Book Synopsis The Philosopher's "I" by : J. Lenore Wright
Download or read book The Philosopher's "I" written by J. Lenore Wright and published by State University of New York Press. This book was released on 2012-02-01 with total page 230 pages. Available in PDF, EPUB and Kindle. Book excerpt: This book examines philosophers' autobiographies as a genre of philosophical writing. Author J. Lenore Wright focuses her attention on five philosophical autobiographies: Augustine's Confessions, Descartes' Meditations, Rousseau's The Confessions, Nietzsche's Ecce Homo, and Hazel Barnes's The Story I Tell Myself. In the context of first-person narration, she shows how the philosophers in question turn their attention inward and unleash their analytical rigor on themselves. Wright argues that philosophical autobiography makes philosophical analysis necessary and that one cannot unfold without the other. Her distinction between the ontological and rhetorical dimensions of the self creates a rich middle ground in which questions of essence and identity bear upon existence.

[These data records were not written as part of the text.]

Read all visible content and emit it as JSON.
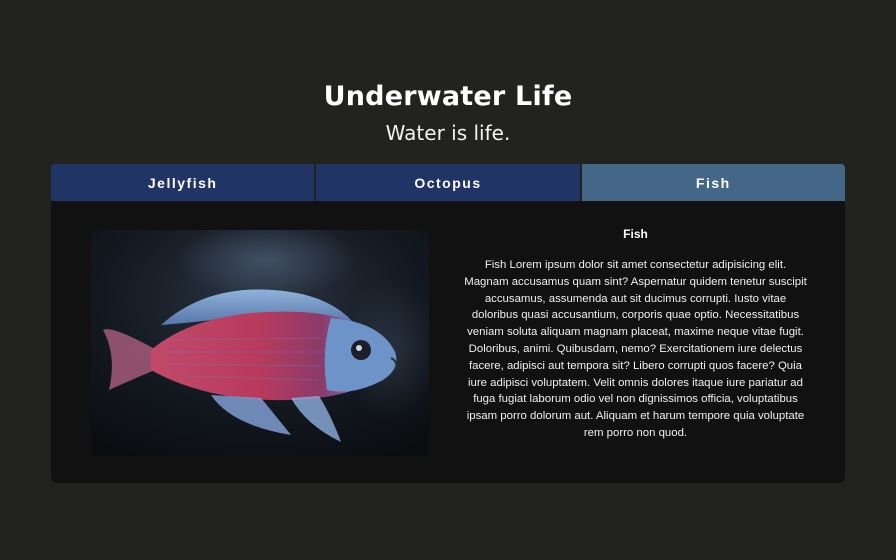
{
  "header": {
    "title": "Underwater Life",
    "subtitle": "Water is life."
  },
  "tabs": [
    {
      "label": "Jellyfish",
      "active": false
    },
    {
      "label": "Octopus",
      "active": false
    },
    {
      "label": "Fish",
      "active": true
    }
  ],
  "panel": {
    "heading": "Fish",
    "body": "Fish Lorem ipsum dolor sit amet consectetur adipisicing elit. Magnam accusamus quam sint? Aspernatur quidem tenetur suscipit accusamus, assumenda aut sit ducimus corrupti. Iusto vitae doloribus quasi accusantium, corporis quae optio. Necessitatibus veniam soluta aliquam magnam placeat, maxime neque vitae fugit. Doloribus, animi. Quibusdam, nemo? Exercitationem iure delectus facere, adipisci aut tempora sit? Libero corrupti quos facere? Quia iure adipisci voluptatem. Velit omnis dolores itaque iure pariatur ad fuga fugiat laborum odio vel non dignissimos officia, voluptatibus ipsam porro dolorum aut. Aliquam et harum tempore quia voluptate rem porro non quod."
  },
  "colors": {
    "page_background": "#22221e",
    "tab_background": "#203466",
    "tab_active_background": "#456787",
    "panel_background": "#111111"
  }
}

Book Synopsis The SAGE Handbook of Qualitative Research Ethics by : Ron Iphofen
Download or read book The SAGE Handbook of Qualitative Research Ethics written by Ron Iphofen and published by SAGE. This book was released on 2018-02-05 with total page 870 pages. Available in PDF, EPUB and Kindle. Book excerpt: This handbook is a much-needed and in-depth review of the distinctive set of ethical considerations which accompanies qualitative research. This is particularly crucial given the emergent, dynamic and interactional nature of most qualitative research, which too often allows little time for reflection on the important ethical responsibilities and obligations Contributions from leading international researchers have been carefully organised into six key thematic sections: Part One: Thick Descriptions Of Qualitative Research Ethics Part Two: Qualitative Research Ethics By Technique Part Three: Ethics As Politics Part Four: Qualitative Research Ethics With Vulnerable Groups Part Five: Relational Research Ethics Part Six: Researching Digitally This Handbook is a one-stop resource on qualitative research ethics across the social sciences that draws on the lessons learned and the successful methods for surmounting problems – the tried and true, and the new.